Warum goldbeschichtete Reflektoren für Ihre Wafer wirklich wichtig sind
Wer schon einmal in einem Halbleiterreinraum gearbeitet hat, kennt das Problem. Man gibt enorme Mengen an Energie in Infrarotlampen ein – doch ein großer Teil dieser Energie geht einfach verloren. Die Strahlung prallt in die falsche Richtung ab, trifft die Wände oder entweicht seitlich, während die Wafer weiterhin auf die benötigte Wärme warten. Das ist eine Verschwendung von Strom und behindert außerdem den Produktionsprozess. Genau hier kommt das Gold ins Spiel.

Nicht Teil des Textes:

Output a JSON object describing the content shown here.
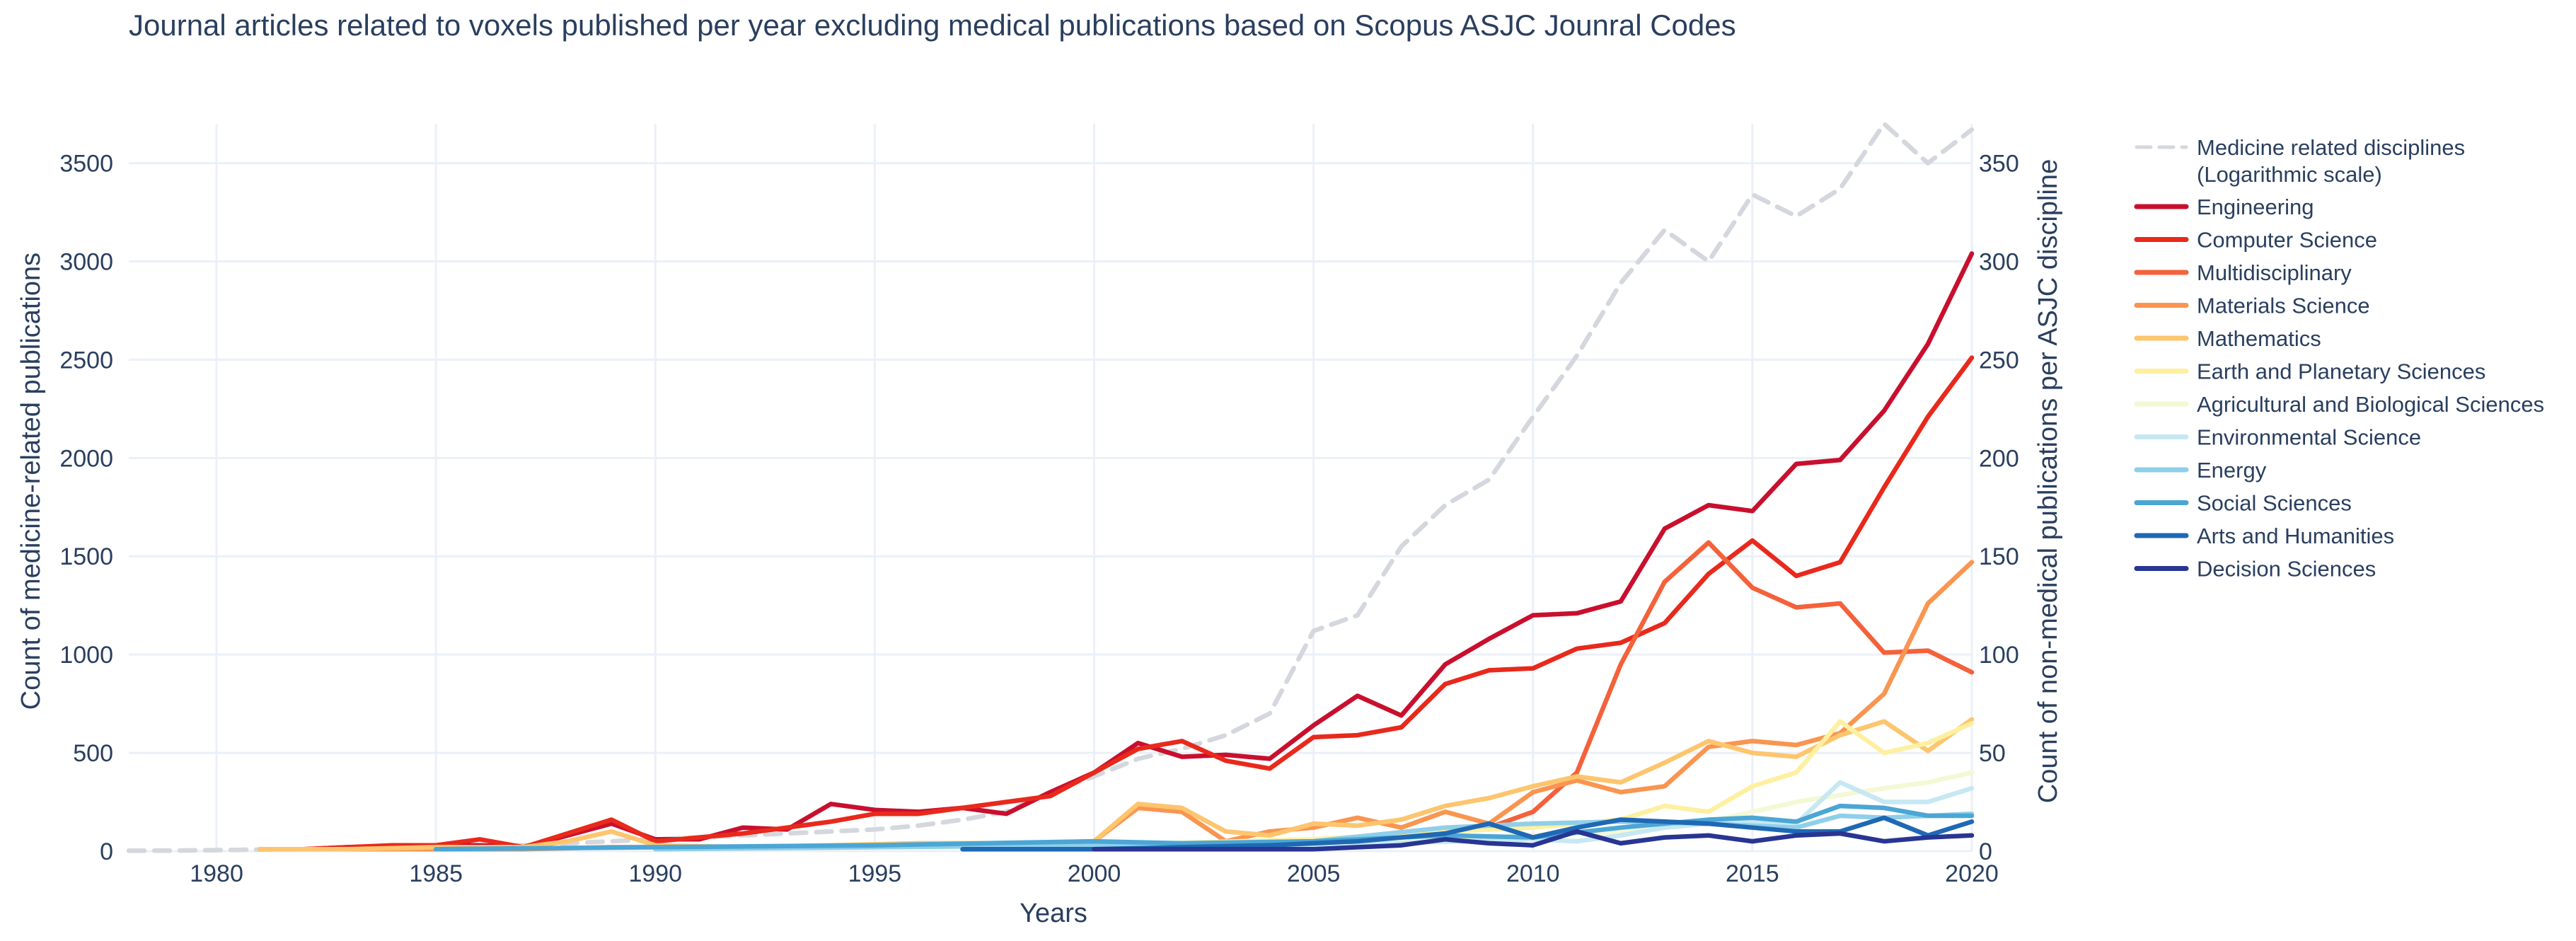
{
  "chart_data": {
    "type": "line",
    "title": "Journal articles related to voxels published per year excluding medical publications based on Scopus ASJC Jounral Codes",
    "xlabel": "Years",
    "ylabel_left": "Count of medicine-related publications",
    "ylabel_right": "Count of non-medical publications per ASJC discipline",
    "xlim": [
      1978,
      2020
    ],
    "ylim_left": [
      0,
      3700
    ],
    "ylim_right": [
      0,
      370
    ],
    "x_ticks": [
      1980,
      1985,
      1990,
      1995,
      2000,
      2005,
      2010,
      2015,
      2020
    ],
    "y_ticks_left": [
      0,
      500,
      1000,
      1500,
      2000,
      2500,
      3000,
      3500
    ],
    "y_ticks_right": [
      0,
      50,
      100,
      150,
      200,
      250,
      300,
      350
    ],
    "grid": true,
    "legend_position": "right",
    "series": [
      {
        "name": "Medicine related disciplines (Logarithmic scale)",
        "axis": "left",
        "color": "#d4d7dd",
        "dash": true,
        "x": [
          1978,
          1979,
          1980,
          1981,
          1982,
          1983,
          1984,
          1985,
          1986,
          1987,
          1988,
          1989,
          1990,
          1991,
          1992,
          1993,
          1994,
          1995,
          1996,
          1997,
          1998,
          1999,
          2000,
          2001,
          2002,
          2003,
          2004,
          2005,
          2006,
          2007,
          2008,
          2009,
          2010,
          2011,
          2012,
          2013,
          2014,
          2015,
          2016,
          2017,
          2018,
          2019,
          2020
        ],
        "y": [
          2,
          3,
          5,
          8,
          10,
          12,
          15,
          20,
          25,
          30,
          40,
          50,
          60,
          70,
          80,
          90,
          100,
          110,
          130,
          160,
          200,
          300,
          380,
          470,
          520,
          590,
          700,
          1120,
          1200,
          1550,
          1760,
          1890,
          2210,
          2520,
          2890,
          3160,
          3000,
          3340,
          3230,
          3370,
          3700,
          3500,
          3670
        ]
      },
      {
        "name": "Engineering",
        "axis": "right",
        "color": "#c8102e",
        "x": [
          1981,
          1982,
          1983,
          1984,
          1985,
          1986,
          1987,
          1988,
          1989,
          1990,
          1991,
          1992,
          1993,
          1994,
          1995,
          1996,
          1997,
          1998,
          1999,
          2000,
          2001,
          2002,
          2003,
          2004,
          2005,
          2006,
          2007,
          2008,
          2009,
          2010,
          2011,
          2012,
          2013,
          2014,
          2015,
          2016,
          2017,
          2018,
          2019,
          2020
        ],
        "y": [
          1,
          1,
          2,
          2,
          3,
          3,
          2,
          8,
          14,
          6,
          6,
          12,
          11,
          24,
          21,
          20,
          22,
          19,
          30,
          40,
          55,
          48,
          49,
          47,
          64,
          79,
          69,
          95,
          108,
          120,
          121,
          127,
          164,
          176,
          173,
          197,
          199,
          224,
          258,
          304
        ]
      },
      {
        "name": "Computer Science",
        "axis": "right",
        "color": "#e8291c",
        "x": [
          1981,
          1982,
          1983,
          1984,
          1985,
          1986,
          1987,
          1988,
          1989,
          1990,
          1991,
          1992,
          1993,
          1994,
          1995,
          1996,
          1997,
          1998,
          1999,
          2000,
          2001,
          2002,
          2003,
          2004,
          2005,
          2006,
          2007,
          2008,
          2009,
          2010,
          2011,
          2012,
          2013,
          2014,
          2015,
          2016,
          2017,
          2018,
          2019,
          2020
        ],
        "y": [
          1,
          1,
          2,
          3,
          3,
          6,
          2,
          9,
          16,
          5,
          7,
          9,
          12,
          15,
          19,
          19,
          22,
          25,
          28,
          40,
          52,
          56,
          46,
          42,
          58,
          59,
          63,
          85,
          92,
          93,
          103,
          106,
          116,
          141,
          158,
          140,
          147,
          185,
          221,
          251
        ]
      },
      {
        "name": "Multidisciplinary",
        "axis": "right",
        "color": "#f4613a",
        "x": [
          2004,
          2005,
          2006,
          2007,
          2008,
          2009,
          2010,
          2011,
          2012,
          2013,
          2014,
          2015,
          2016,
          2017,
          2018,
          2019,
          2020
        ],
        "y": [
          3,
          5,
          6,
          7,
          10,
          12,
          20,
          40,
          95,
          137,
          157,
          134,
          124,
          126,
          101,
          102,
          91
        ]
      },
      {
        "name": "Materials Science",
        "axis": "right",
        "color": "#f99550",
        "x": [
          1981,
          1983,
          1985,
          1987,
          1989,
          1991,
          1993,
          1995,
          1997,
          1999,
          2000,
          2001,
          2002,
          2003,
          2004,
          2005,
          2006,
          2007,
          2008,
          2009,
          2010,
          2011,
          2012,
          2013,
          2014,
          2015,
          2016,
          2017,
          2018,
          2019,
          2020
        ],
        "y": [
          1,
          1,
          1,
          1,
          2,
          2,
          2,
          3,
          3,
          4,
          5,
          22,
          20,
          5,
          10,
          12,
          17,
          12,
          20,
          14,
          30,
          36,
          30,
          33,
          53,
          56,
          54,
          60,
          80,
          126,
          147
        ]
      },
      {
        "name": "Mathematics",
        "axis": "right",
        "color": "#fdc56e",
        "x": [
          1981,
          1983,
          1985,
          1987,
          1988,
          1989,
          1990,
          1992,
          1994,
          1996,
          1998,
          2000,
          2001,
          2002,
          2003,
          2004,
          2005,
          2006,
          2007,
          2008,
          2009,
          2010,
          2011,
          2012,
          2013,
          2014,
          2015,
          2016,
          2017,
          2018,
          2019,
          2020
        ],
        "y": [
          1,
          1,
          2,
          2,
          5,
          10,
          3,
          2,
          3,
          4,
          4,
          5,
          24,
          22,
          10,
          8,
          14,
          13,
          16,
          23,
          27,
          33,
          38,
          35,
          45,
          56,
          50,
          48,
          59,
          66,
          51,
          67
        ]
      },
      {
        "name": "Earth and Planetary Sciences",
        "axis": "right",
        "color": "#fef0a0",
        "x": [
          1990,
          1995,
          2000,
          2005,
          2008,
          2010,
          2011,
          2012,
          2013,
          2014,
          2015,
          2016,
          2017,
          2018,
          2019,
          2020
        ],
        "y": [
          1,
          2,
          3,
          6,
          10,
          12,
          14,
          16,
          23,
          20,
          33,
          40,
          66,
          50,
          55,
          65
        ]
      },
      {
        "name": "Agricultural and Biological Sciences",
        "axis": "right",
        "color": "#f4f8d4",
        "x": [
          2000,
          2005,
          2010,
          2012,
          2014,
          2016,
          2018,
          2019,
          2020
        ],
        "y": [
          1,
          3,
          8,
          10,
          15,
          25,
          32,
          35,
          40
        ]
      },
      {
        "name": "Environmental Science",
        "axis": "right",
        "color": "#c6e8f2",
        "x": [
          2000,
          2005,
          2010,
          2011,
          2012,
          2013,
          2014,
          2015,
          2016,
          2017,
          2018,
          2019,
          2020
        ],
        "y": [
          1,
          3,
          6,
          5,
          8,
          12,
          14,
          15,
          14,
          35,
          25,
          25,
          32
        ]
      },
      {
        "name": "Energy",
        "axis": "right",
        "color": "#8fcfea",
        "x": [
          1990,
          1995,
          2000,
          2005,
          2008,
          2010,
          2012,
          2014,
          2016,
          2017,
          2018,
          2019,
          2020
        ],
        "y": [
          1,
          2,
          3,
          5,
          12,
          14,
          15,
          14,
          12,
          18,
          17,
          18,
          19
        ]
      },
      {
        "name": "Social Sciences",
        "axis": "right",
        "color": "#4ba6d5",
        "x": [
          1985,
          1990,
          1995,
          2000,
          2002,
          2005,
          2008,
          2010,
          2012,
          2014,
          2015,
          2016,
          2017,
          2018,
          2019,
          2020
        ],
        "y": [
          1,
          2,
          3,
          5,
          4,
          5,
          8,
          7,
          12,
          16,
          17,
          15,
          23,
          22,
          18,
          18
        ]
      },
      {
        "name": "Arts and Humanities",
        "axis": "right",
        "color": "#1f68b4",
        "x": [
          1997,
          2000,
          2002,
          2004,
          2006,
          2008,
          2009,
          2010,
          2011,
          2012,
          2013,
          2014,
          2015,
          2016,
          2017,
          2018,
          2019,
          2020
        ],
        "y": [
          1,
          1,
          2,
          3,
          5,
          9,
          14,
          7,
          12,
          16,
          15,
          14,
          12,
          10,
          10,
          17,
          8,
          15
        ]
      },
      {
        "name": "Decision Sciences",
        "axis": "right",
        "color": "#283593",
        "x": [
          2000,
          2003,
          2005,
          2007,
          2008,
          2009,
          2010,
          2011,
          2012,
          2013,
          2014,
          2015,
          2016,
          2017,
          2018,
          2019,
          2020
        ],
        "y": [
          1,
          1,
          1,
          3,
          6,
          4,
          3,
          10,
          4,
          7,
          8,
          5,
          8,
          9,
          5,
          7,
          8
        ]
      }
    ]
  }
}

Das Geheimnis liegt in der Reflexion
Man könnte natürlich auch Aluminium verwenden – es ist billiger. Doch Aluminium eignet sich nicht für die speziellen Temperaturen, die bei der Bearbeitung von Wafern erforderlich sind. Gold hingegen ist äußerst effektiv darin, langwellige sowie mittelwellige Infrarotstrahlung zu reflektieren. Durch das Hinzufügen einer dünnen Schicht aus hochreinem Gold an der Oberfläche des Reflektors können wir die Photonen dazu bringen, direkt auf das Silizium zuzufliegen. So muss man nicht mehr raten, ob die Wärme tatsächlich dort ankommt – sie kommt einfach an.
Der Kompromiss (denn es gibt immer einen)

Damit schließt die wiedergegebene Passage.